У него забрали всё, что нужно коту: дом, и любящую душу. Но когда он смотрел на меня, мне казалось, что в его взгляде есть что-то говорящее мне: "Не беспокойся мой друг, я не один, пока ты со мной", и это единственное, что помогало мне не волноваться за него, потому что взять к себе домой я его не мог: эта чёртова аллергия на шерсть у мамы.
Всё время, до наступления холодов, я искал Ваське жильё. Никто из двора не хотел его брать к себе. Тогда я написал около сорока объявлений от руки, и развесил их во всём городе. Но так никто не позвонил, и не пришёл. И тогда я решил сам соорудить ему жильё. На подоконнике в своём подъезде я сделал лежанку для Васьки, чтобы в холодные дни ему было тепло.
Он заметно похудел. Я выносил ему всякую еду, а он бросался на неё словно хищник: вытаскивая когти, держал ими мясо, впивался в него, а клыками рвал мягкую пищу, при этом чавкая, и закидывая голову на бок, пытаясь захватить побольше. Однажды, я смотрел как он рвёт одну из двух сосисок, как вдруг запрокидывая голову, он случайно поймал мой взгляд. Мне кажется, если бы кошки умели плакать, в тот вечер весь подъезд был бы в слезах. Он, уже забыв про еду, лез ко мне ласкать, как будто извиняясь, и я сел к стенке и прижал его к себе. Горячий, пушистый, он мурлыкал так громко и тоскливо, будто зная, что его ждёт. Да, ему было жаль, что он становится таким, каким сделала его природа, ведь чтобы выжить в таком мире, где всем наплевать на небольшой комок шерсти, двух сосисок в день мало. Хотя он ел всё. Но всё же предпочитал сосиски.
Он пережил зиму. Я очень гордился им, ведь самое трудное позади, и вновь огорчался, что это трудное время настанет через какие-то пять -- шесть месяцев.

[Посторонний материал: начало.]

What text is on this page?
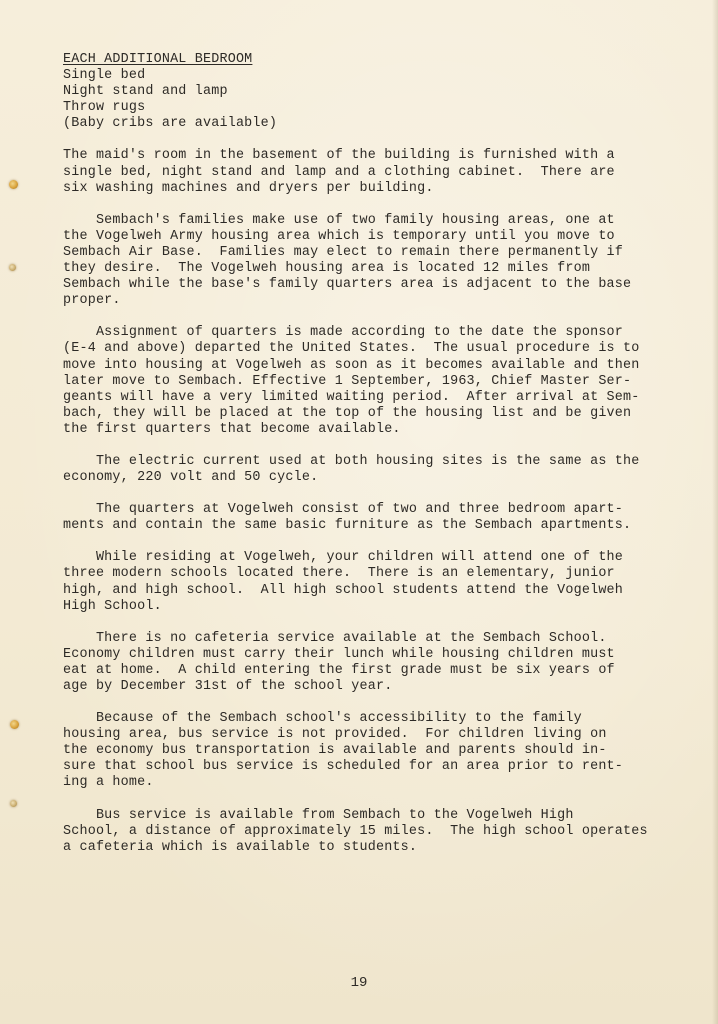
EACH ADDITIONAL BEDROOM
Single bed
Night stand and lamp
Throw rugs
(Baby cribs are available)
The maid's room in the basement of the building is furnished with a
single bed, night stand and lamp and a clothing cabinet.  There are
six washing machines and dryers per building.
Sembach's families make use of two family housing areas, one at
the Vogelweh Army housing area which is temporary until you move to
Sembach Air Base.  Families may elect to remain there permanently if
they desire.  The Vogelweh housing area is located 12 miles from
Sembach while the base's family quarters area is adjacent to the base
proper.
Assignment of quarters is made according to the date the sponsor
(E-4 and above) departed the United States.  The usual procedure is to
move into housing at Vogelweh as soon as it becomes available and then
later move to Sembach. Effective 1 September, 1963, Chief Master Ser-
geants will have a very limited waiting period.  After arrival at Sem-
bach, they will be placed at the top of the housing list and be given
the first quarters that become available.
The electric current used at both housing sites is the same as the
economy, 220 volt and 50 cycle.
The quarters at Vogelweh consist of two and three bedroom apart-
ments and contain the same basic furniture as the Sembach apartments.
While residing at Vogelweh, your children will attend one of the
three modern schools located there.  There is an elementary, junior
high, and high school.  All high school students attend the Vogelweh
High School.
There is no cafeteria service available at the Sembach School.
Economy children must carry their lunch while housing children must
eat at home.  A child entering the first grade must be six years of
age by December 31st of the school year.
Because of the Sembach school's accessibility to the family
housing area, bus service is not provided.  For children living on
the economy bus transportation is available and parents should in-
sure that school bus service is scheduled for an area prior to rent-
ing a home.
Bus service is available from Sembach to the Vogelweh High
School, a distance of approximately 15 miles.  The high school operates
a cafeteria which is available to students.
19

В преддверии своего дня рождения я вынес ему побольше еды.
Наверное, он чувствовал себя обязанным, и оставлял мне приличный кусок от каждой сосиски. Я же отнекивался, и протягивал ему этот кусочек. Смотря на меня, и глубоко вздыхая, он, наверное, думал: "Раз ты не голоден, пожалуй, я съем твой кусок".
Не знаю сколько бы он ещё так прожил. Он одичал, бросался на людей, если те пытались приблизиться к нему. Но со мной он был всё так же добр. Может быть, это из-за еды.
Случилось всё весной, прямо в тот день когда мне исполнилось девять.
Я захватил приготовленную мамой для Васьки еду, и выйдя из квартиры побежал искать его. Спускаясь, я услышал, как несколько мальчишек выбегают из подъезда, при этом громко смеясь, и делясь впечатлениями.
Прямо на выходе из подъезда я увидел маленькие капли крови. Они тянулись следом, и вели в подвал, в котором тускло горел свет. Я сразу понял что произошло. Пакет с едой выпал из моих рук, и мягко упал на пол.
Я бегом спустился туда, и по следам крови нашёл Ваську. Он развалившись лежал возле стенки, и пытаясь поймать воздух, тяжело дышал. Мне показалось, что всё вокруг меня утихло, и я услышал это тяжёлое, глубокое дыхание умирающего друга. Сев на колени я легонько начал гладить его. Всё кончено. Ветеринарной клиники на тот момент у нас в городе не было, идти с ним было некуда, да и попытавшись взять его на руки, я лишь причинил ему ещё больше боли. Но он сам смог встать. С его рта капала кровь, а глаза медленно закрывались. Сделав пару шажков, он упал головой на мою ладонь, похрипывая, пытаясь одобрительно мяукнуть, мол: "Ничего друг, всё будет хорошо". Он замурлыкал, так же громко и горячо, насколько хватало сил, и пристально заглянул мне глаза. Я не выдержал этого взгляда, и передо мной всё поплыло.
Так он и умер, лёжа у меня на ладонях.
Я выкопал яму под тем деревом, и завернув друга в простыню, положил туда. Жаль игрушку ту мы потеряли, так она бы осталась навсегда с ним.
Отойдя от воспоминаний, я осмотрелся. Рыжего кота уже давно нет, и в этом забытом всеми палисаднике был только я. Вдруг трава зашелестела, и из неё вышел тот кот, сжимая в зубах потрёпанную старую змейку.
Вспоминать о тех радостных минутах можно бесконечно, ведь Васька был жив. Был жив в моём сердце, и в сердце уже взрослого Барсика, что сидит прямо передо мной со старой игрушечной змейкой в зубах, и спустя столько лет не забывшего своего друга.